Even Biden himself seemed to recognize this reality and praised the Republicans who had found a contradiction to his infrastructure proposal with an admonition to get to work. This implies a willingness to compromise on what is likely to have the greatest impact on the economy and the market. Adding $ 1.8 trillion to the monetary and fiscal incentives already in place would benefit the market, almost regardless of where that money was spent. The crisis would of course come in terms of how it was paid for.
Contrary to what we instinctively think and Republican orthodoxy, there is no real evidence that a change in income tax rates will affect the economy that much over time. Indeed after a study The non-partisan Tax Policy Center has shown that “over long periods of time, growth rates in the United States have not changed in parallel with massive changes in the structure and return on income of the tax system.”
However, this is not the case when it comes to the short-term impact of tax increases, especially corporate tax, on the market. An increase in this rate will have a direct and noticeable effect on the company’s results. You can argue that if these revenues are wisely spent by the government or used to pay off the already massive national debt, it will have an overall positive effect, which will at least make up for it, but history up to this point suggests that none of these things are the case is particularly likely.
Despite the practical problems of getting any of the things outlined and the likely limited impact of what turns out to be the final version, there were some indications for investors from last night’s speech regarding sectors and industries. For example, healthcare stocks lagged this morning as the president spoke to patients in general about the issue of drug prices and costs. That sector’s underperformance is likely to continue, too, as tackling high prescription drug prices and incomprehensible bankrupt medical bills is a rare area of bipartisan agreement. Unfortunately, these things also seem to be an integral part of the business models of some companies in the industry. As long as they stay at the top, the entire industry will have trouble.

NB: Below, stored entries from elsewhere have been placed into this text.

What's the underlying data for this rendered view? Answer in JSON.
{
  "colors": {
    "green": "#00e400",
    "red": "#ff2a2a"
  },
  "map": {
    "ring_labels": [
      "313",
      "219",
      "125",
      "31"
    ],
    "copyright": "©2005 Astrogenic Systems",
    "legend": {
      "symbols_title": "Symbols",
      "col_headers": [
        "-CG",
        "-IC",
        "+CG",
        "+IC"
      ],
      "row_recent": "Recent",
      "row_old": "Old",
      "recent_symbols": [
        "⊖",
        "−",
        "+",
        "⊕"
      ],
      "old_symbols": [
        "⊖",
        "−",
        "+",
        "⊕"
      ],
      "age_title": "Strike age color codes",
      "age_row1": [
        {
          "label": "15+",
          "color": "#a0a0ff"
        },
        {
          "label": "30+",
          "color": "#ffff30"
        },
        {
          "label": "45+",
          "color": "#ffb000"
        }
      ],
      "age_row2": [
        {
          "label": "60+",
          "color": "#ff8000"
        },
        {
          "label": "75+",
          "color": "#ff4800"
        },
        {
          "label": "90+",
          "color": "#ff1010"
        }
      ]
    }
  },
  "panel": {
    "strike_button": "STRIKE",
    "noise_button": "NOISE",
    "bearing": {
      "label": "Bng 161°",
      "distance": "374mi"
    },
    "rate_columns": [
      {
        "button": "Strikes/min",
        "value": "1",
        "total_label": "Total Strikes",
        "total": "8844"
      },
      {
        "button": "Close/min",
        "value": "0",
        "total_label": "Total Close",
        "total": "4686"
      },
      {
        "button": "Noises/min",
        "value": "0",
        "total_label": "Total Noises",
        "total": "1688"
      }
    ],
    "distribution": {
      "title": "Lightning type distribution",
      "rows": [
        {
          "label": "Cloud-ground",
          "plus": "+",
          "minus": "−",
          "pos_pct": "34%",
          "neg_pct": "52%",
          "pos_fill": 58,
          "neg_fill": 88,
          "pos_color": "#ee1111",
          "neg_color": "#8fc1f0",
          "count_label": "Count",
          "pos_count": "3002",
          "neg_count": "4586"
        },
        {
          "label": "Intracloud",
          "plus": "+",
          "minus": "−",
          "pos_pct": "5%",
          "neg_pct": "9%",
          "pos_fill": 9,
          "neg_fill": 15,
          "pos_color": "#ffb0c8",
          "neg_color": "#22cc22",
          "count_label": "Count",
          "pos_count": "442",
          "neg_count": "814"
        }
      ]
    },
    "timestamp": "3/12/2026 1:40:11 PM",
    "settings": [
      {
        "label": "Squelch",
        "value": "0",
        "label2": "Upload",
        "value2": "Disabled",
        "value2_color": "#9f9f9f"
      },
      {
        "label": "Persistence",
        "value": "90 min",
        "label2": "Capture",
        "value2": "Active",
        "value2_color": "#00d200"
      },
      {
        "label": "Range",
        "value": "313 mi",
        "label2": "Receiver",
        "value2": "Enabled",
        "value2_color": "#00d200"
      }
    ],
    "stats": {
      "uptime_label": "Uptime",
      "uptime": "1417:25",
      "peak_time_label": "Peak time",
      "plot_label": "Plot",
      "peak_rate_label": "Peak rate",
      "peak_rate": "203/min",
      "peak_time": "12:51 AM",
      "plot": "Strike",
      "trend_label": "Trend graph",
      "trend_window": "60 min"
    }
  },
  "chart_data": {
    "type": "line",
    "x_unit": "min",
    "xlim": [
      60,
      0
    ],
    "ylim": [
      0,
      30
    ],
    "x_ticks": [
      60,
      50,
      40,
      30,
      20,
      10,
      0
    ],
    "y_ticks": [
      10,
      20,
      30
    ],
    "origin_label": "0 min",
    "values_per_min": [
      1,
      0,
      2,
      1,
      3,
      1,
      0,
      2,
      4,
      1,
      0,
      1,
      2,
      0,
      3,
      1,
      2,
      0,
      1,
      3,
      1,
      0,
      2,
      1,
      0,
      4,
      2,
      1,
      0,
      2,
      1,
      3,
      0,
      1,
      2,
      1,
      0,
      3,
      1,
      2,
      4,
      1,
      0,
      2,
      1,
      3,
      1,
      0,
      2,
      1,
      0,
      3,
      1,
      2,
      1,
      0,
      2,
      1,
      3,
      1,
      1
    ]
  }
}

On the other side of the coin, energy levels are outperforming this morning and oil is also higher. This isn’t entirely due to Biden’s words, but the lack of specific policy proposals that would immediately put oil and gas companies at a disadvantage will have been a relief for many investors there.

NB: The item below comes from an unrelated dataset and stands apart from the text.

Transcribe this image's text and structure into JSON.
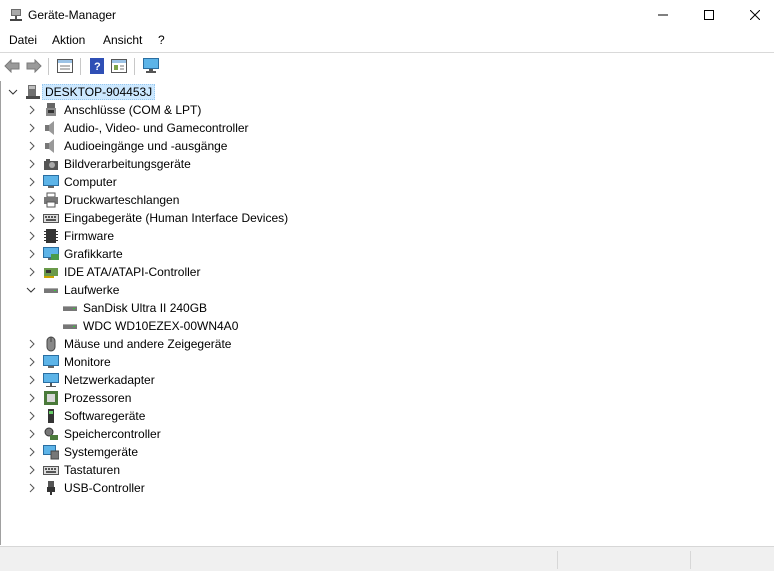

Ultimately, this speech will have far less impact on the market than in the short or medium term the Fed Claims yesterday that they will continue to keep rates low and add liquidity even if they say they expect faster growth and higher inflation. It is likely that it will be that and more great revenue from Apple (AAPL) and Caterpillar (CAT) in place of Biden’s words from last night, among other things, causing stocks to trade higher this morning and that is an encouraging sign for the future.
The views and opinions expressed are those of the author and do not necessarily reflect those of Nasdaq, Inc.